El acuerdo también culmina un cambio progresivo en la relación de la UE con La Habana, después de que retomaran el diálogo político y la cooperación en 2008 tras la llamada “Primavera Negra” de 2003.

Entonces el régimen cubano encarceló a 75 opositores, lo que llevó a la Unión a imponerle sanciones y, a Cuba, a rechazar su ayuda al desarrollo.

Para sacar adelante el acuerdo ha sido necesario dar garantías a los países más reticentes, como Suecia o la República Checa, de que los derechos humanos seguirán siendo un asunto central en la nueva relación.

“No se da un cheque en blanco a Cuba. Ya sin las restricciones de la posición común -que condicionaba las relaciones a la democratización y los derechos humanos en la isla-, se seguirá avanzando en la relación según los progresos en Cuba”, indicaron fuentes diplomáticas, que reconocieron que “las sanciones no conducían a nada”.

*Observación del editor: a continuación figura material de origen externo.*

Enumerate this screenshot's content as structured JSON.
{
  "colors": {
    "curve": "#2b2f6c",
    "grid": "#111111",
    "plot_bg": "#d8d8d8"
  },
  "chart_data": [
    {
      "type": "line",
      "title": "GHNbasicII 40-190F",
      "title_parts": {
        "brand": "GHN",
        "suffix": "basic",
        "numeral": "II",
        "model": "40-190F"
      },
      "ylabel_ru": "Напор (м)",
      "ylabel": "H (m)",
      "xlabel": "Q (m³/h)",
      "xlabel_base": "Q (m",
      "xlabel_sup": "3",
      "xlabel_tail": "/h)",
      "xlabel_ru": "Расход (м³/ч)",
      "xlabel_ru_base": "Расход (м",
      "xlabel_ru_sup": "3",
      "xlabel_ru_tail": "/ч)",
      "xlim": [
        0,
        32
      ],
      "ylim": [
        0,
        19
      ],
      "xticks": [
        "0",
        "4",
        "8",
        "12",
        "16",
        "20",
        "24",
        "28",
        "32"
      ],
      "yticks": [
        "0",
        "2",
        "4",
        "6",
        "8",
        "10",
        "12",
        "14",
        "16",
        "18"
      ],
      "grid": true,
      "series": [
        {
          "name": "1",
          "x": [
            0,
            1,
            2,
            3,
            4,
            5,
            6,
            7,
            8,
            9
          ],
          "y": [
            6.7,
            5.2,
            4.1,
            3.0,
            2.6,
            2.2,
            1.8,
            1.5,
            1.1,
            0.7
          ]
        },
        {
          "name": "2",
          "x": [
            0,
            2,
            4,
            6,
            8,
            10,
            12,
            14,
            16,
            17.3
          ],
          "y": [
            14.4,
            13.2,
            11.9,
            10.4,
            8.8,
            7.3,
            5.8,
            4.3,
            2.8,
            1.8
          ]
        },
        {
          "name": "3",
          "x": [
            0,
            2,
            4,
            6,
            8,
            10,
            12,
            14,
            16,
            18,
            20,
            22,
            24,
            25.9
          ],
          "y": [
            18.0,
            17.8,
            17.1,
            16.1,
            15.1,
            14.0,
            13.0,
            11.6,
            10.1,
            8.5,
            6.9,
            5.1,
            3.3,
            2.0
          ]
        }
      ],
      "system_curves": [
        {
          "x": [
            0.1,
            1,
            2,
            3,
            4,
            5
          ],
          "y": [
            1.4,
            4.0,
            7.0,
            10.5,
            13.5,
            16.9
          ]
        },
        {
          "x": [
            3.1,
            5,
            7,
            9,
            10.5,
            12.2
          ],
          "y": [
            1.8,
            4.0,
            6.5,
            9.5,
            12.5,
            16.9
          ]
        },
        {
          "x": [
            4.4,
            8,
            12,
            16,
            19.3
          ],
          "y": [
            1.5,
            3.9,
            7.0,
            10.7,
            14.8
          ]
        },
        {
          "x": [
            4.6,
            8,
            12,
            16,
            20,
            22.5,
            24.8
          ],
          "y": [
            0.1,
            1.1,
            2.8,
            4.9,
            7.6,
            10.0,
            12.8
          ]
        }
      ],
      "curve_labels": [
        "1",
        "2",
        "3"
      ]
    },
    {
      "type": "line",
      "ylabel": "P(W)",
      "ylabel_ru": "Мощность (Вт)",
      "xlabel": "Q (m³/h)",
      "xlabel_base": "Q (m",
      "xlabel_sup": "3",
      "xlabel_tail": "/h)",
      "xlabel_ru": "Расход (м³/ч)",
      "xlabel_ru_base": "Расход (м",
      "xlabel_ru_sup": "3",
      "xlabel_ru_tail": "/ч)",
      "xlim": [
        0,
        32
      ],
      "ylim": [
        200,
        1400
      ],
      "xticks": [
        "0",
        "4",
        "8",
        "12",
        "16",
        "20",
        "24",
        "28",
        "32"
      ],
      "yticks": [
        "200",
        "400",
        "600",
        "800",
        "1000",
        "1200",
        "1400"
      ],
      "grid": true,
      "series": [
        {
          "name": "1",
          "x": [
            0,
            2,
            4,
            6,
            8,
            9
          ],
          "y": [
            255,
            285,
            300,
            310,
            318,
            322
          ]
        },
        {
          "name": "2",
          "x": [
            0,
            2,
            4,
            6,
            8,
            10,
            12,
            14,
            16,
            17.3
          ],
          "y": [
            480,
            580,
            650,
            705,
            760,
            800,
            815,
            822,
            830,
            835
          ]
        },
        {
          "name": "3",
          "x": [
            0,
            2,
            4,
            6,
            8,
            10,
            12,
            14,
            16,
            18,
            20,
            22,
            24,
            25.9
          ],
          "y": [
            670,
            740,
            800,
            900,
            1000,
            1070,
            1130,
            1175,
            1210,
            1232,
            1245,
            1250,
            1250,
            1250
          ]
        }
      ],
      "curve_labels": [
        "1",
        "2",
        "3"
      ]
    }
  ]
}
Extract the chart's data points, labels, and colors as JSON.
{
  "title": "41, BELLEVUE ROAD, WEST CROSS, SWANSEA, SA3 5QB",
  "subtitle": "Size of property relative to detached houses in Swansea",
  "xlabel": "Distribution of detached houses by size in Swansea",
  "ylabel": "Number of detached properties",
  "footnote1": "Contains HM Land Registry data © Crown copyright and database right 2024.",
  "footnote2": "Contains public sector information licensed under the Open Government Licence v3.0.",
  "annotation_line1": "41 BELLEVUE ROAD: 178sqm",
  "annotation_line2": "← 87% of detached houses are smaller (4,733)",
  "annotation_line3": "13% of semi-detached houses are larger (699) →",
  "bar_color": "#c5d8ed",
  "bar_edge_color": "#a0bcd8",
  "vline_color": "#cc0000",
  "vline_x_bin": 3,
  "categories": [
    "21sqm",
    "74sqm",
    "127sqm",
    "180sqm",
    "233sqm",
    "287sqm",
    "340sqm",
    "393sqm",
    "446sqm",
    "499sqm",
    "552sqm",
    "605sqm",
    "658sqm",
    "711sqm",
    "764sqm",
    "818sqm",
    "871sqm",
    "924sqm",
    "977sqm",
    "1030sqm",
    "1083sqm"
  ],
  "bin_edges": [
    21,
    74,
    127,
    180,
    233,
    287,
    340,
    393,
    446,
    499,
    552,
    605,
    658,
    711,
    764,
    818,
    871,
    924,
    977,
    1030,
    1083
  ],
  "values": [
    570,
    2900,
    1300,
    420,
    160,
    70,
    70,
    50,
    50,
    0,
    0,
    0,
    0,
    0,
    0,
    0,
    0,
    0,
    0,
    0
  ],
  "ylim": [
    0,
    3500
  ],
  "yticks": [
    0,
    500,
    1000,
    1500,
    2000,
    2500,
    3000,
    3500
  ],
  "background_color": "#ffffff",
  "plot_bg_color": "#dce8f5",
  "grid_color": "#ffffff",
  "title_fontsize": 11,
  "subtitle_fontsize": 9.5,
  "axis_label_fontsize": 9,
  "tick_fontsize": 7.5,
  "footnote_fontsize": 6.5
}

La Comisión Europea estará encargada de llevar a cabo “informes de progreso” y los Estados miembros decidirán en función de los mismos, explicaron.

Por lo que se refiere a Cuba, la posición común era el gran escollo para normalizar la relación con la UE, a pesar de que ya mantiene acuerdos bilaterales con la mayoría de sus países.

Superada esa política que La Habana no reconocía, el acuerdo será el nuevo marco jurídico bilateral para las relaciones.

Estructurado en tres capítulos principales, el primero impulsará el diálogo político en derechos humanos, armas de pequeño calibre y el desarme, migración, drogas, la lucha contra el terrorismo o el desarrollo sostenible.

El segundo versará sobre cooperación en políticas sectoriales: de nuevo derechos humanos, gobernanza, sociedad civil, desarrollo social y económico, medio ambiente o colaboración regional.

El último capítulo abordará el comercio y la cooperación en aduanas, facilitación del comercio, normas técnicas o el comercio y la inversión sostenibles.

A pesar de no tratarse de un tratado de libre comercio ni de protección de inversiones, creará “una atmósfera más predecible y transparente para los agentes económicos” e “incrementará su capacidad económica para producir, comerciar y crear empleo”, según la UE.

La Unión es el principal exportador a Cuba y su segundo socio comercial (por detrás de Venezuela), además de ser también el mayor inversor extranjero en el país y el punto de origen de un tercio de los turistas que recibe.

En 2015, el valor de las exportaciones de bienes a Cuba ascendió a 2.200 millones de euros y, el de las importaciones a 540 millones.